Aesch

Gute Nachricht: Der attraktive Steuerfuss soll bis ins Jahr 2024 bestehen

In Aesch wird die Nettoverschuldung auf 8 Millionen Franken steigen. Steuern auf Vorrat will die Gemeinde aber nicht erheben.

Trotz hohen Investitionen und zusätzlichen Aufgaben wegen des Bevölkerungswachstums: «Ein unveränderter Steuerfuss ist bis 2024 möglich», sagte der Aescher Gemeindepräsident Johann Jahn an der Gemeindeversammlung vom Mittwochabend, als er das Budget 2021 und den damit verbundenen Finanzplan vorstellte. Die Gemeinde Aesch wird damit ihren Steuerfuss voraussichtlich bei attraktiven 87 Prozent halten können. Die 45 anwesenden Stimmberechtigten hiessen in der Folge denn auch die Budgets der Politischen Gemeinde und der Schulgemeinde ohne Gegenstimmen gut.

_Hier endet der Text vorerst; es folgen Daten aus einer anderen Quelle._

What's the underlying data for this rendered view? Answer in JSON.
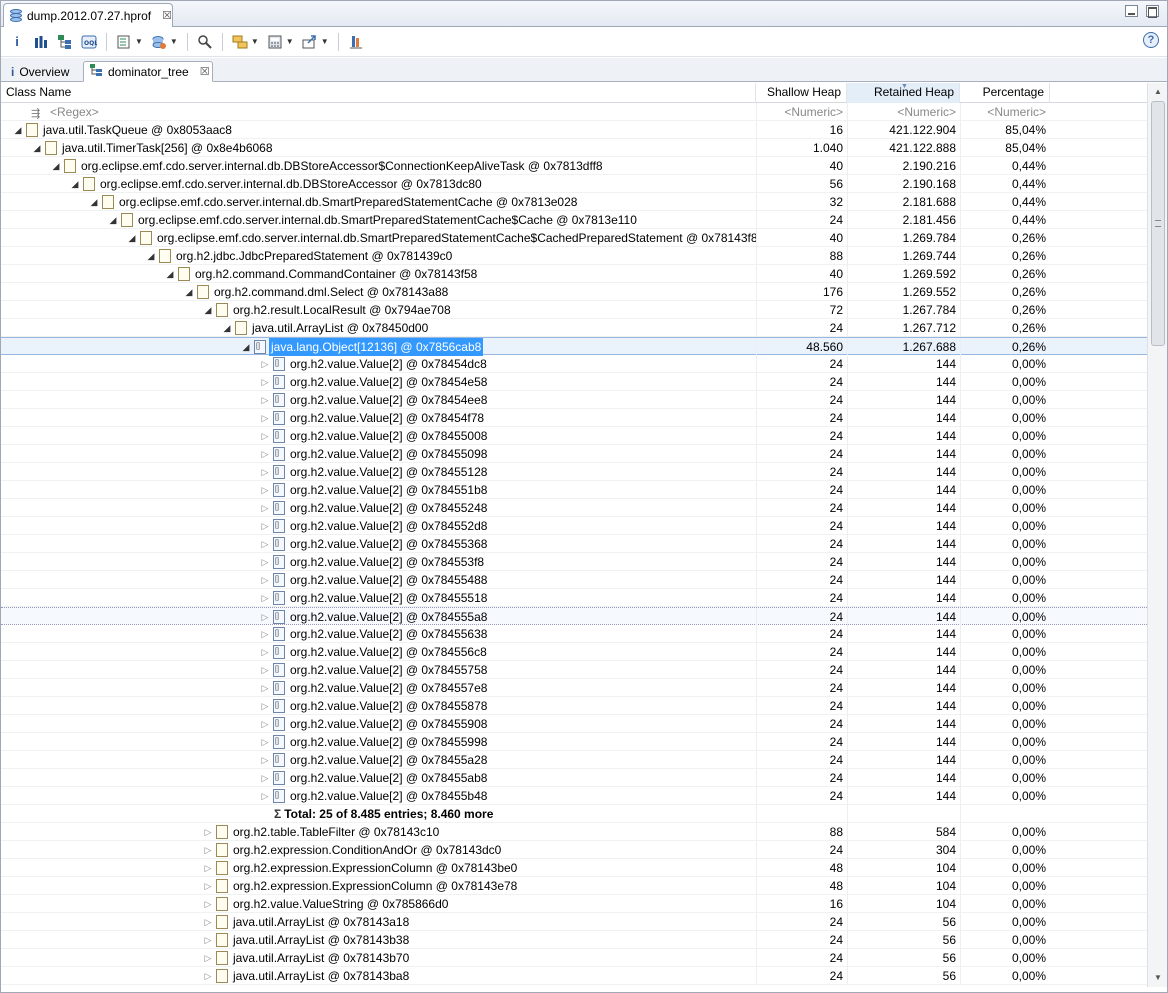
{
  "editor_tab": {
    "title": "dump.2012.07.27.hprof",
    "close": "☒"
  },
  "toolbar": {
    "help": "?"
  },
  "tabs": [
    {
      "label": "Overview"
    },
    {
      "label": "dominator_tree"
    }
  ],
  "columns": {
    "class_name": "Class Name",
    "shallow_heap": "Shallow Heap",
    "retained_heap": "Retained Heap",
    "percentage": "Percentage",
    "sort_column": "Retained Heap"
  },
  "filter_row": {
    "class_name": "<Regex>",
    "shallow_heap": "<Numeric>",
    "retained_heap": "<Numeric>",
    "percentage": "<Numeric>"
  },
  "rows": [
    {
      "name": "java.util.TaskQueue @ 0x8053aac8",
      "shallow": "16",
      "retained": "421.122.904",
      "pct": "85,04%",
      "level": 0,
      "expanded": true,
      "icon": "class-file"
    },
    {
      "name": "java.util.TimerTask[256] @ 0x8e4b6068",
      "shallow": "1.040",
      "retained": "421.122.888",
      "pct": "85,04%",
      "level": 1,
      "expanded": true,
      "icon": "class-file"
    },
    {
      "name": "org.eclipse.emf.cdo.server.internal.db.DBStoreAccessor$ConnectionKeepAliveTask @ 0x7813dff8",
      "shallow": "40",
      "retained": "2.190.216",
      "pct": "0,44%",
      "level": 2,
      "expanded": true,
      "icon": "class-file"
    },
    {
      "name": "org.eclipse.emf.cdo.server.internal.db.DBStoreAccessor @ 0x7813dc80",
      "shallow": "56",
      "retained": "2.190.168",
      "pct": "0,44%",
      "level": 3,
      "expanded": true,
      "icon": "class-file"
    },
    {
      "name": "org.eclipse.emf.cdo.server.internal.db.SmartPreparedStatementCache @ 0x7813e028",
      "shallow": "32",
      "retained": "2.181.688",
      "pct": "0,44%",
      "level": 4,
      "expanded": true,
      "icon": "class-file"
    },
    {
      "name": "org.eclipse.emf.cdo.server.internal.db.SmartPreparedStatementCache$Cache @ 0x7813e110",
      "shallow": "24",
      "retained": "2.181.456",
      "pct": "0,44%",
      "level": 5,
      "expanded": true,
      "icon": "class-file"
    },
    {
      "name": "org.eclipse.emf.cdo.server.internal.db.SmartPreparedStatementCache$CachedPreparedStatement @ 0x78143f80",
      "shallow": "40",
      "retained": "1.269.784",
      "pct": "0,26%",
      "level": 6,
      "expanded": true,
      "icon": "class-file"
    },
    {
      "name": "org.h2.jdbc.JdbcPreparedStatement @ 0x781439c0",
      "shallow": "88",
      "retained": "1.269.744",
      "pct": "0,26%",
      "level": 7,
      "expanded": true,
      "icon": "class-file"
    },
    {
      "name": "org.h2.command.CommandContainer @ 0x78143f58",
      "shallow": "40",
      "retained": "1.269.592",
      "pct": "0,26%",
      "level": 8,
      "expanded": true,
      "icon": "class-file"
    },
    {
      "name": "org.h2.command.dml.Select @ 0x78143a88",
      "shallow": "176",
      "retained": "1.269.552",
      "pct": "0,26%",
      "level": 9,
      "expanded": true,
      "icon": "class-file"
    },
    {
      "name": "org.h2.result.LocalResult @ 0x794ae708",
      "shallow": "72",
      "retained": "1.267.784",
      "pct": "0,26%",
      "level": 10,
      "expanded": true,
      "icon": "class-file"
    },
    {
      "name": "java.util.ArrayList @ 0x78450d00",
      "shallow": "24",
      "retained": "1.267.712",
      "pct": "0,26%",
      "level": 11,
      "expanded": true,
      "icon": "class-file"
    },
    {
      "name": "java.lang.Object[12136] @ 0x7856cab8",
      "shallow": "48.560",
      "retained": "1.267.688",
      "pct": "0,26%",
      "level": 12,
      "expanded": true,
      "icon": "array",
      "selected": true
    },
    {
      "name": "org.h2.value.Value[2] @ 0x78454dc8",
      "shallow": "24",
      "retained": "144",
      "pct": "0,00%",
      "level": 13,
      "expanded": false,
      "icon": "array"
    },
    {
      "name": "org.h2.value.Value[2] @ 0x78454e58",
      "shallow": "24",
      "retained": "144",
      "pct": "0,00%",
      "level": 13,
      "expanded": false,
      "icon": "array"
    },
    {
      "name": "org.h2.value.Value[2] @ 0x78454ee8",
      "shallow": "24",
      "retained": "144",
      "pct": "0,00%",
      "level": 13,
      "expanded": false,
      "icon": "array"
    },
    {
      "name": "org.h2.value.Value[2] @ 0x78454f78",
      "shallow": "24",
      "retained": "144",
      "pct": "0,00%",
      "level": 13,
      "expanded": false,
      "icon": "array"
    },
    {
      "name": "org.h2.value.Value[2] @ 0x78455008",
      "shallow": "24",
      "retained": "144",
      "pct": "0,00%",
      "level": 13,
      "expanded": false,
      "icon": "array"
    },
    {
      "name": "org.h2.value.Value[2] @ 0x78455098",
      "shallow": "24",
      "retained": "144",
      "pct": "0,00%",
      "level": 13,
      "expanded": false,
      "icon": "array"
    },
    {
      "name": "org.h2.value.Value[2] @ 0x78455128",
      "shallow": "24",
      "retained": "144",
      "pct": "0,00%",
      "level": 13,
      "expanded": false,
      "icon": "array"
    },
    {
      "name": "org.h2.value.Value[2] @ 0x784551b8",
      "shallow": "24",
      "retained": "144",
      "pct": "0,00%",
      "level": 13,
      "expanded": false,
      "icon": "array"
    },
    {
      "name": "org.h2.value.Value[2] @ 0x78455248",
      "shallow": "24",
      "retained": "144",
      "pct": "0,00%",
      "level": 13,
      "expanded": false,
      "icon": "array"
    },
    {
      "name": "org.h2.value.Value[2] @ 0x784552d8",
      "shallow": "24",
      "retained": "144",
      "pct": "0,00%",
      "level": 13,
      "expanded": false,
      "icon": "array"
    },
    {
      "name": "org.h2.value.Value[2] @ 0x78455368",
      "shallow": "24",
      "retained": "144",
      "pct": "0,00%",
      "level": 13,
      "expanded": false,
      "icon": "array"
    },
    {
      "name": "org.h2.value.Value[2] @ 0x784553f8",
      "shallow": "24",
      "retained": "144",
      "pct": "0,00%",
      "level": 13,
      "expanded": false,
      "icon": "array"
    },
    {
      "name": "org.h2.value.Value[2] @ 0x78455488",
      "shallow": "24",
      "retained": "144",
      "pct": "0,00%",
      "level": 13,
      "expanded": false,
      "icon": "array"
    },
    {
      "name": "org.h2.value.Value[2] @ 0x78455518",
      "shallow": "24",
      "retained": "144",
      "pct": "0,00%",
      "level": 13,
      "expanded": false,
      "icon": "array"
    },
    {
      "name": "org.h2.value.Value[2] @ 0x784555a8",
      "shallow": "24",
      "retained": "144",
      "pct": "0,00%",
      "level": 13,
      "expanded": false,
      "icon": "array",
      "hover": true
    },
    {
      "name": "org.h2.value.Value[2] @ 0x78455638",
      "shallow": "24",
      "retained": "144",
      "pct": "0,00%",
      "level": 13,
      "expanded": false,
      "icon": "array"
    },
    {
      "name": "org.h2.value.Value[2] @ 0x784556c8",
      "shallow": "24",
      "retained": "144",
      "pct": "0,00%",
      "level": 13,
      "expanded": false,
      "icon": "array"
    },
    {
      "name": "org.h2.value.Value[2] @ 0x78455758",
      "shallow": "24",
      "retained": "144",
      "pct": "0,00%",
      "level": 13,
      "expanded": false,
      "icon": "array"
    },
    {
      "name": "org.h2.value.Value[2] @ 0x784557e8",
      "shallow": "24",
      "retained": "144",
      "pct": "0,00%",
      "level": 13,
      "expanded": false,
      "icon": "array"
    },
    {
      "name": "org.h2.value.Value[2] @ 0x78455878",
      "shallow": "24",
      "retained": "144",
      "pct": "0,00%",
      "level": 13,
      "expanded": false,
      "icon": "array"
    },
    {
      "name": "org.h2.value.Value[2] @ 0x78455908",
      "shallow": "24",
      "retained": "144",
      "pct": "0,00%",
      "level": 13,
      "expanded": false,
      "icon": "array"
    },
    {
      "name": "org.h2.value.Value[2] @ 0x78455998",
      "shallow": "24",
      "retained": "144",
      "pct": "0,00%",
      "level": 13,
      "expanded": false,
      "icon": "array"
    },
    {
      "name": "org.h2.value.Value[2] @ 0x78455a28",
      "shallow": "24",
      "retained": "144",
      "pct": "0,00%",
      "level": 13,
      "expanded": false,
      "icon": "array"
    },
    {
      "name": "org.h2.value.Value[2] @ 0x78455ab8",
      "shallow": "24",
      "retained": "144",
      "pct": "0,00%",
      "level": 13,
      "expanded": false,
      "icon": "array"
    },
    {
      "name": "org.h2.value.Value[2] @ 0x78455b48",
      "shallow": "24",
      "retained": "144",
      "pct": "0,00%",
      "level": 13,
      "expanded": false,
      "icon": "array"
    },
    {
      "name": "Total: 25 of 8.485 entries; 8.460 more",
      "shallow": "",
      "retained": "",
      "pct": "",
      "level": 13,
      "total": true
    },
    {
      "name": "org.h2.table.TableFilter @ 0x78143c10",
      "shallow": "88",
      "retained": "584",
      "pct": "0,00%",
      "level": 10,
      "expanded": false,
      "icon": "class-file"
    },
    {
      "name": "org.h2.expression.ConditionAndOr @ 0x78143dc0",
      "shallow": "24",
      "retained": "304",
      "pct": "0,00%",
      "level": 10,
      "expanded": false,
      "icon": "class-file"
    },
    {
      "name": "org.h2.expression.ExpressionColumn @ 0x78143be0",
      "shallow": "48",
      "retained": "104",
      "pct": "0,00%",
      "level": 10,
      "expanded": false,
      "icon": "class-file"
    },
    {
      "name": "org.h2.expression.ExpressionColumn @ 0x78143e78",
      "shallow": "48",
      "retained": "104",
      "pct": "0,00%",
      "level": 10,
      "expanded": false,
      "icon": "class-file"
    },
    {
      "name": "org.h2.value.ValueString @ 0x785866d0",
      "shallow": "16",
      "retained": "104",
      "pct": "0,00%",
      "level": 10,
      "expanded": false,
      "icon": "class-file"
    },
    {
      "name": "java.util.ArrayList @ 0x78143a18",
      "shallow": "24",
      "retained": "56",
      "pct": "0,00%",
      "level": 10,
      "expanded": false,
      "icon": "class-file"
    },
    {
      "name": "java.util.ArrayList @ 0x78143b38",
      "shallow": "24",
      "retained": "56",
      "pct": "0,00%",
      "level": 10,
      "expanded": false,
      "icon": "class-file"
    },
    {
      "name": "java.util.ArrayList @ 0x78143b70",
      "shallow": "24",
      "retained": "56",
      "pct": "0,00%",
      "level": 10,
      "expanded": false,
      "icon": "class-file"
    },
    {
      "name": "java.util.ArrayList @ 0x78143ba8",
      "shallow": "24",
      "retained": "56",
      "pct": "0,00%",
      "level": 10,
      "expanded": false,
      "icon": "class-file"
    }
  ],
  "colors": {
    "selection": "#3399ff",
    "header_sorted": "#e3eef9"
  }
}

Die Budgets der beiden Güter sind von denselben Effekten geprägt. Einerseits von zurückgehenden Steuereinnahmen, andererseits vom Bevölkerungswachstum. Der Gemeinderat und die Schulpflege rechnen damit, dass der Steuerertrag 2021 im Vergleich zum Budget 2020 um rund neun Prozent sinken wird. Zwei Drittel davon entfallen auf Steuerausscheidungen an andere Gemeinden, ein Drittel ist auf eine coronabedingte Korrektur wegen des erwarteten Wirtschaftsrückganges zurückzuführen. Die tieferen Steuereinnahmen könnten aber gleichzeitig dazu führen, dass Aesch keine Zahlungen in den Finanzausgleich mehr leisten muss. Bei der Primarschule würde sich damit ein Nullsummenspiel ergeben, wie Finanzvorstand Jürg Niederbacher sagte. «Der erwartete Steuerrückgang entspricht der wegfallenden Ausgleichszahlung.» Doch noch ist nicht ganz sicher, ob die in den Budgets gestrichene Zahlung wirklich nicht getätigt werden muss, wie Jahn anmerkte. Denn dies ist einerseits vom effektiven Eingang der Aescher Steuereinnahmen abhängig, andererseits von der Entwicklung der Steuerkraft im gesamten Kanton.

In vier Jahren wird Aesch 2000 Einwohner zählen

Auswirkungen auf die Budgets hat auch das Bevölkerungswachstum. In den vergangenen vier Jahren kamen 500 neue Einwohner hinzu, in den kommenden vier Jahren wird mit 300 weiteren gerechnet. Die Gemeinde Aesch wird Ende 2024 die 2000er-Marke erreichen, wie Gemeindepräsident Jahn ausführte. Die Schülerzahlen steigen von heute 132 auf 217. Die Stimmberechtigten hatten deswegen am Sonntag an der Urne einen Kredit über 1,15 Millionen Franken für eine Aufstockung des Nassenmatt-Erweiterungsbaus gesprochen.

Daneben hat die Gemeinde Aesch weitere grosse Investitionen vor. Insbesondere das geplante Mehrzweckgebäude und die Doppelturnhalle, die mehr als 16 Millionen Franken kosten dürften. «Insgesamt werden Politische Gemeinde und Schule bis 2024 rund 20 Millionen Franken investieren», hielt Jahn fest. Dies führe zu einer Nettoschuld von 8 Millionen Franken. Die finanzpolitische Reserve gleiche aber die Ergebnisse aus. Auch wenn vorerst mit Minus-Beträgen gerechnet werde, «will der Gemeinderat keine Steuern auf Vorrat erheben.» Ab 2025 sei allenfalls eine Steuerfussanpassung nötig, heisst es dazu im Bericht des Gemeinderats zum Budget. Das Budget 2021 der Politischen Gemeinde erwartet in der Erfolgsrechnung einen Gesamtaufwand von 5,13 Millionen Franken. Unter dem Strich resultiert ein kleiner Aufwandüberschuss von 75900 Franken. Der Steuerfuss bleibt bei 28 Prozentpunkten. Die Primarschule geht von Ausgaben von 3,06Millionen und einem Minus von 68400 Franken aus. Der Steuerfuss bleibt bei 38 Prozent. Der Steuerfuss der Sekundarschule Birmensdorf-Aesch soll am 8.Dezember wieder auf 21Prozent festgesetzt werden.